Located in packages/occam-gitignore-core/tests/test_determinism.py:

  • test_generate_is_byte_identical_across_runs — call generate(...) twice with the same arguments; assert out.content and out.output_hash match.
  • test_generate_is_invariant_to_input_order — shuffle the tree and the user extras; assert the output is byte-identical.
  • test_output_carries_versions — both core_version and rules_table_version are non-empty and present in the result.

2. Snapshots

Located in packages/occam-gitignore-core/tests/test_snapshots.py. Five golden files in tests/snapshots/ capture the canonical output for typical project shapes (Python, Node+TS, Python+Docker, Java, Rust). The test:

  1. Re-runs generate(...) with the recorded inputs.
  2. Asserts byte-equality with the snapshot.
  3. Asserts the sha256 of content matches a hash hard-coded in the test.
  4. Asserts out.output_hash matches that hash.

If any of those four checks fails, the change is intentional — and the snapshot and hash must be updated together.

3. Benchmark stability

Run with --repeats N. Each case is generated N times. The bench computes:

stability = (#cases whose hash is identical across all N runs) / (#cases)

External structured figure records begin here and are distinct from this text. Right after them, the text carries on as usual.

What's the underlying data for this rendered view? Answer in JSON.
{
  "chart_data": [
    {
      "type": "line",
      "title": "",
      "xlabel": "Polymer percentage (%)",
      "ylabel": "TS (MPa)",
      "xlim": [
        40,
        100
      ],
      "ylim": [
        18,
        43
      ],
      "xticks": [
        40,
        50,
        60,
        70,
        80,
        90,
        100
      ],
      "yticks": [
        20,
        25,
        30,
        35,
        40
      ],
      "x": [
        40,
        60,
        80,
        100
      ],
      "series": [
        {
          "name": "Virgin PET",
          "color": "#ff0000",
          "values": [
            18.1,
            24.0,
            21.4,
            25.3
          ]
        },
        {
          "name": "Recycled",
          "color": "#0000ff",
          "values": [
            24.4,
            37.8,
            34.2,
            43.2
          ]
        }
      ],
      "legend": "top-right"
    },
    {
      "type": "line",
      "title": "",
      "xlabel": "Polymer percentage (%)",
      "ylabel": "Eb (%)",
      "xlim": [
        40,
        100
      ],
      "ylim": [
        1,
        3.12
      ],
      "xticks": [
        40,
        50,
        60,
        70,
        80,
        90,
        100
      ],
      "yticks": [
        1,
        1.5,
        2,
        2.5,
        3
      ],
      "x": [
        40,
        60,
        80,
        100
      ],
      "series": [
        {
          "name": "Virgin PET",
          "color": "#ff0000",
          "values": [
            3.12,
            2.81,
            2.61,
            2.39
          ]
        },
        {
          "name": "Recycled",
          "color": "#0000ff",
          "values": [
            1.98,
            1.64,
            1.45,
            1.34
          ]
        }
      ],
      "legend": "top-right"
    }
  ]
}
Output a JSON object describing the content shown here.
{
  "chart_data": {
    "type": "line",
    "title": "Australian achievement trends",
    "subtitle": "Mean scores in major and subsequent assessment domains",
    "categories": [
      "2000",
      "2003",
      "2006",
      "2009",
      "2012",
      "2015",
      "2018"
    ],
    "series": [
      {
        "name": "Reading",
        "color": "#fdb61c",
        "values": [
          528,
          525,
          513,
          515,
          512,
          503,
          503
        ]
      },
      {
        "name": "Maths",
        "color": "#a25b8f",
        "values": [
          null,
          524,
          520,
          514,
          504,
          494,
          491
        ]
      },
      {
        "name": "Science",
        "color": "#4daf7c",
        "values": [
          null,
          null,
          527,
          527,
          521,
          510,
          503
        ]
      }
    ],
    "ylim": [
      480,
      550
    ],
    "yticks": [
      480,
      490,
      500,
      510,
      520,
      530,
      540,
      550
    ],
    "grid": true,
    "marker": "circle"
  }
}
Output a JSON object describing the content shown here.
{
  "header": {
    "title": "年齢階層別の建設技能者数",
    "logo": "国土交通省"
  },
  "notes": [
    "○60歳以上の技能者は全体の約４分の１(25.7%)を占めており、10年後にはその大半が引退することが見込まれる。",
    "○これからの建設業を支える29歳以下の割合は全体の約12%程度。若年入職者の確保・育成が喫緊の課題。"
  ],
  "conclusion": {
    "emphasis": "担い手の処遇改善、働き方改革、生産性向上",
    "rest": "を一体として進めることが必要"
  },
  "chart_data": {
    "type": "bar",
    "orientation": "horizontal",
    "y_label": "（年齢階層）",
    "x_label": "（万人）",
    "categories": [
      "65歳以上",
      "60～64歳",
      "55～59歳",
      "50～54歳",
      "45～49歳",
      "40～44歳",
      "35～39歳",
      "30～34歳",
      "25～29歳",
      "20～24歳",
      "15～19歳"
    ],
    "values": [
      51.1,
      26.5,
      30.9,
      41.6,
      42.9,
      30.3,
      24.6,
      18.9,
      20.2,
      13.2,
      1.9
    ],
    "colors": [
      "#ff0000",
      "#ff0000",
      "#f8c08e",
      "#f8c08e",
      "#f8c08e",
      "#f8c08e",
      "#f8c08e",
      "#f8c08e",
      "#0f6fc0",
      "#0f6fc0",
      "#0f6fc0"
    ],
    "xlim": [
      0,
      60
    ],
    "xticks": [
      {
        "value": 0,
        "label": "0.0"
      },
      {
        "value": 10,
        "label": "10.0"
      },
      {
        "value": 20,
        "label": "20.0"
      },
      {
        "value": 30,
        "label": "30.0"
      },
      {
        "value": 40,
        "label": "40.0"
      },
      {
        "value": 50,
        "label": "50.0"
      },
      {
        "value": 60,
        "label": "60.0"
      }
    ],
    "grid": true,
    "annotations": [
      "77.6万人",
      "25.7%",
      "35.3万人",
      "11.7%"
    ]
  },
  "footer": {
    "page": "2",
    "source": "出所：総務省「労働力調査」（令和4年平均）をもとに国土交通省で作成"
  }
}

A regression to < 1.0 is a release blocker — the CI workflow exits with code 1 in that case (see _exit_code in occam_gitignore_bench.__main__).

What can change the hash legitimately

  • A new template file (or an edit to an existing template).
  • A new rules_table.json (its version is content-addressed too).
  • A change in core_version.
  • A change in GenerateOptions (include_comments, include_provenance, extras).

What must never change the hash

  • Process restarts, machine, OS, locale, timezone.
  • The order in which the input tree is enumerated.
  • The order in which user extras are passed.
  • PYTHONHASHSEED (we always sort before iteration).

Released under the MIT License.